Cinema Documentário que resgata histórias da Ditadura no Recife tem exibição gratuita no São Luiz nesta segunda-feira Dirigido pelo cientística político italiano Diego Di Niglio, Aurora 1964 reúne relatos de vítimas traça paralelos com o momento atual do país

Por: Breno Pessoa

Publicado em: 11/09/2017 12:15 Atualizado em: 11/09/2017 12:25

Anatalia de Sousa Melo Alves, uma das vítimas do período, em composição feita a partir do prontuário do DOPS-PE. Foto: Diego Di Niglio/Divulgação
Anatalia de Sousa Melo Alves, uma das vítimas do período, em composição feita a partir do prontuário do DOPS-PE. Foto: Diego Di Niglio/Divulgação

O Brasil ainda não se entendeu plenamente com o seu passado recente.
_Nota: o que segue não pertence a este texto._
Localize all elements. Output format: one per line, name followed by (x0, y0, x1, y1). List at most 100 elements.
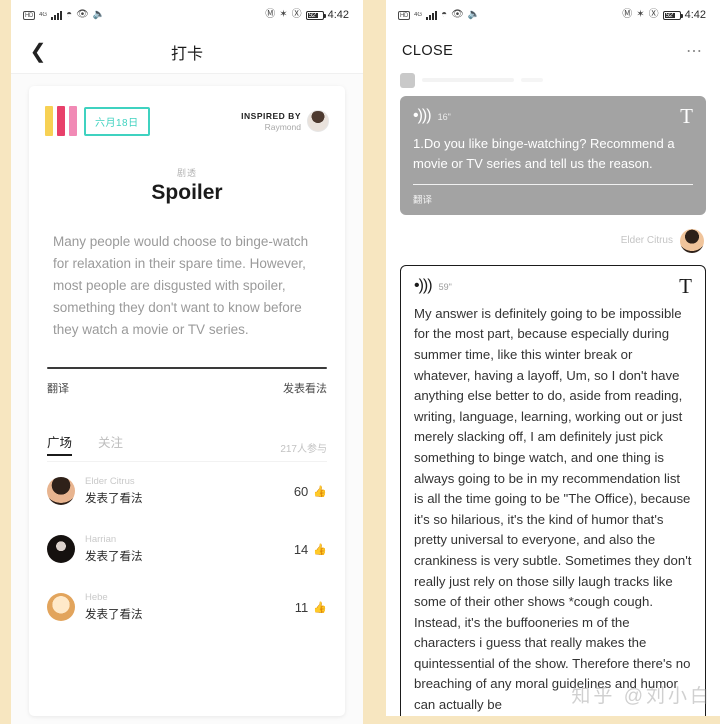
thumb-up-icon[interactable]: 👍 (313, 485, 327, 498)
like-count: 14 (293, 541, 309, 557)
wifi-icon: ◓ (66, 9, 73, 20)
battery-percent: 92 (665, 11, 673, 19)
date-badge-group: 六月18日 (45, 106, 150, 136)
signal-bars-icon (51, 10, 63, 20)
translate-button[interactable]: 翻译 (413, 192, 693, 206)
inspired-by-group: INSPIRED BY Raymond (241, 110, 329, 132)
avatar (47, 535, 75, 563)
comment-text-group: Hebe 发表了看法 (85, 592, 295, 622)
thumb-up-icon[interactable]: 👍 (313, 601, 327, 614)
audio-group[interactable]: •))) 59" (414, 278, 452, 294)
close-button[interactable]: CLOSE (402, 43, 453, 59)
like-group[interactable]: 14 👍 (294, 542, 327, 557)
answer-bubble-header: •))) 59" T (414, 275, 692, 296)
list-item[interactable]: Hebe 发表了看法 11 👍 (45, 578, 329, 636)
right-phone-panel: HD 4G ◓ 👁 🔈 Ⓜ ✶ Ⓧ 92 4:42 CLOSE ⋯ •))) 1… (386, 0, 720, 724)
post-opinion-button[interactable]: 发表看法 (283, 380, 327, 396)
thumb-up-icon[interactable]: 👍 (313, 543, 327, 556)
comment-text-group: Elder Citrus 发表了看法 (85, 476, 294, 506)
card-header: 六月18日 INSPIRED BY Raymond (45, 106, 329, 136)
battery-icon: 92 (662, 10, 683, 20)
avatar (47, 593, 75, 621)
like-count: 60 (293, 483, 309, 499)
audio-group[interactable]: •))) 16" (413, 108, 451, 124)
list-item[interactable]: Elder Citrus 发表了看法 60 👍 (45, 462, 329, 520)
status-bar-left-icons: HD 4G ◓ 👁 🔈 (23, 10, 105, 20)
battery-icon: 92 (305, 10, 326, 20)
participants-count: 217人参与 (280, 444, 327, 455)
right-nav-bar: CLOSE ⋯ (386, 30, 720, 72)
sound-wave-icon[interactable]: •))) (413, 108, 432, 124)
inspired-by-label: INSPIRED BY (241, 110, 301, 121)
eye-icon: 👁 (451, 9, 464, 20)
clipped-name-placeholder (422, 78, 514, 82)
left-nav-bar: ❮ 打卡 (11, 30, 363, 74)
divider (47, 367, 327, 369)
inspired-by-text: INSPIRED BY Raymond (241, 111, 301, 132)
tab-square[interactable]: 广场 (47, 432, 73, 456)
status-bar-right-icons: Ⓜ ✶ Ⓧ 92 4:42 (265, 9, 349, 21)
hd-icon: HD (23, 10, 36, 20)
comment-action: 发表了看法 (85, 609, 143, 621)
clipped-previous-message (400, 72, 706, 88)
answer-bubble[interactable]: •))) 59" T My answer is definitely going… (400, 264, 706, 724)
color-bars-decoration (45, 106, 77, 136)
card-paragraph: Many people would choose to binge-watch … (53, 234, 309, 337)
question-bubble[interactable]: •))) 16" T 1.Do you like binge-watching?… (400, 96, 706, 215)
avatar[interactable] (680, 228, 704, 253)
avatar (400, 72, 415, 88)
audio-duration: 59" (438, 282, 452, 293)
question-bubble-header: •))) 16" T (413, 106, 693, 127)
audio-duration: 16" (437, 112, 451, 123)
like-count: 11 (294, 599, 309, 615)
card-subtitle: 剧透 (176, 168, 197, 178)
date-chip: 六月18日 (84, 106, 150, 136)
like-group[interactable]: 60 👍 (294, 484, 327, 499)
question-text: 1.Do you like binge-watching? Recommend … (413, 135, 675, 171)
clock-time: 4:42 (684, 9, 706, 21)
wifi-icon: ◓ (441, 9, 448, 20)
comment-action: 发表了看法 (85, 493, 143, 505)
hd-icon: HD (398, 10, 411, 20)
sound-wave-icon[interactable]: •))) (414, 278, 433, 294)
screenshot-stage: HD 4G ◓ 👁 🔈 Ⓜ ✶ Ⓧ 92 4:42 ❮ 打卡 六月18日 INS… (0, 0, 720, 724)
comment-user-name: Hebe (85, 592, 108, 603)
avatar (47, 477, 75, 505)
left-scroll-area[interactable]: 六月18日 INSPIRED BY Raymond 剧透 Spoiler Man… (11, 74, 363, 724)
avatar (307, 110, 329, 132)
bottom-edge (386, 716, 720, 724)
signal-label: 4G (39, 12, 48, 18)
right-scroll-area[interactable]: •))) 16" T 1.Do you like binge-watching?… (386, 72, 720, 724)
like-group[interactable]: 11 👍 (295, 600, 327, 615)
answer-author-name: Elder Citrus (620, 235, 673, 247)
right-status-bar: HD 4G ◓ 👁 🔈 Ⓜ ✶ Ⓧ 92 4:42 (386, 0, 720, 30)
back-button[interactable]: ❮ (11, 39, 55, 64)
text-toggle-icon[interactable]: T (680, 106, 693, 127)
list-item[interactable]: Harrian 发表了看法 14 👍 (45, 520, 329, 578)
nfc-icon: Ⓜ (622, 9, 633, 20)
signal-label: 4G (414, 12, 423, 18)
comment-action: 发表了看法 (85, 551, 143, 563)
tab-following[interactable]: 关注 (98, 432, 123, 455)
alarm-off-icon: Ⓧ (291, 9, 302, 20)
comment-text-group: Harrian 发表了看法 (85, 534, 294, 564)
mute-icon: 🔈 (467, 9, 481, 20)
comment-user-name: Elder Citrus (85, 476, 135, 487)
more-horizontal-icon[interactable]: ⋯ (686, 41, 704, 61)
bluetooth-icon: ✶ (636, 9, 645, 20)
clock-time: 4:42 (327, 9, 349, 21)
card-action-row: 翻译 发表看法 (47, 380, 327, 396)
chevron-left-icon: ❮ (29, 41, 47, 63)
bluetooth-icon: ✶ (279, 9, 288, 20)
signal-bars-icon (426, 10, 438, 20)
left-status-bar: HD 4G ◓ 👁 🔈 Ⓜ ✶ Ⓧ 92 4:42 (11, 0, 363, 30)
translate-button[interactable]: 翻译 (47, 380, 69, 396)
daily-card: 六月18日 INSPIRED BY Raymond 剧透 Spoiler Man… (29, 86, 345, 716)
mute-icon: 🔈 (92, 9, 106, 20)
comment-user-name: Harrian (85, 534, 117, 545)
divider (413, 183, 693, 185)
answer-text: My answer is definitely going to be impo… (414, 305, 692, 713)
nfc-icon: Ⓜ (265, 9, 276, 20)
text-toggle-icon[interactable]: T (679, 275, 692, 296)
card-title: Spoiler (151, 181, 223, 204)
Em 2014, a Comissão Nacional da Verdade (CNV) confirmou, em seu relatório final, 434 mortes e desaparecimentos de vítimas da ditadura militar no país, entre 1964 e 1985. Por outro lado, estimativas apontam que até de mil pessoas foram mortas em decorrência direta ou indireta do regime. À possível imprecisão nos números soma-se a inexistência de processos ou condenações dos responsáveis pelos crimes, embaraçando, ainda mais, qualquer sensação de desfecho. É sobre a permanência desse período na memória que se debruça o documentário Aurora 1964, com estreia marcada para a segunda-feira, às 19h, no Cinema São Luiz, em sessão com entrada gratuita.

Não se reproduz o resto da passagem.